How to talk to non-experts about threat models

Rather than explain to non-experts everything that Tor does, just explain to them what aspects of their threat model are protected by Tor (and what aren’t).

Privacy Expectations and Preferences in an IoT World, presented by Pardis Emami Naein

Here is the original paper.

Study Details

This talk was about a study looking at people’s comfort levels with sharing certain kinds of data as a part of the Personalized Privacy Assistant Project.


Actual user behavior is often different from self-reported behaviors.

How what I learned improved my ability to contribute to free and open source software

There were many things that I learned that I will be able to apply directly to my Outreachy internship project and beyond:

People want to feel like they are in control of their data. They should be notified what data is collected and why, how long it is kept and given the option to opt out. They should also be given a very clear option to permanently delete their own data.

  • We should be sure to notify Lightbeam users what data is collected and how it is used, and give them the option to permanently delete their data at any time in an unambiguous way.
  • More generally, users should be given notice in the form of a privacy policy and the option to opt out in any project I work on or contribute to in the future.

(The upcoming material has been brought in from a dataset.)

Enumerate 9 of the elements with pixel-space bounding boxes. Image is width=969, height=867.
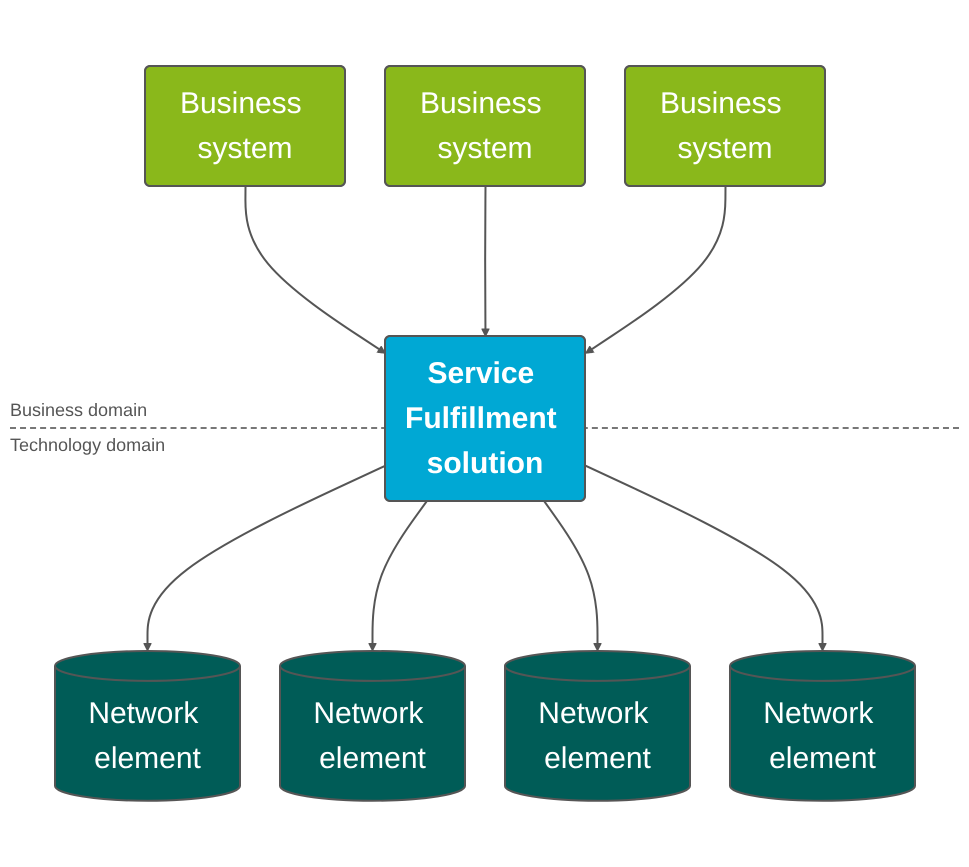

App developers are legally liable for meeting federal regulations around data privacy and security such as COPPA compliance in the U.S.

  • For Lightbeam and future projects, I must ensure I make the necessary checks to be compliant with this and other regulations – not just in my code but in any code dependecies as well.

Many standardized icons on the web are misunderstood and result in the opposite from safe/desirable behavior:

  • TLS indicators like the HTTPS lock icon: this icon indicates connection security, not site safety as many people believe.
  • The AdChoices icon: clicking on this icon actually lets users opt out of targeted advertising, it is not an ad company as many people believe.
    • In the vast majority of situations, icons alone aren’t enough to tell people what something means. Whether at Mozilla or elsewhere, I will use these as examples where confusion can actually cause people take actions that put their privacy or security at risk. As a developer, I have to work hard to ensure that I and other developers build a UI that makes it clear what taking a certain action does and could potentially do.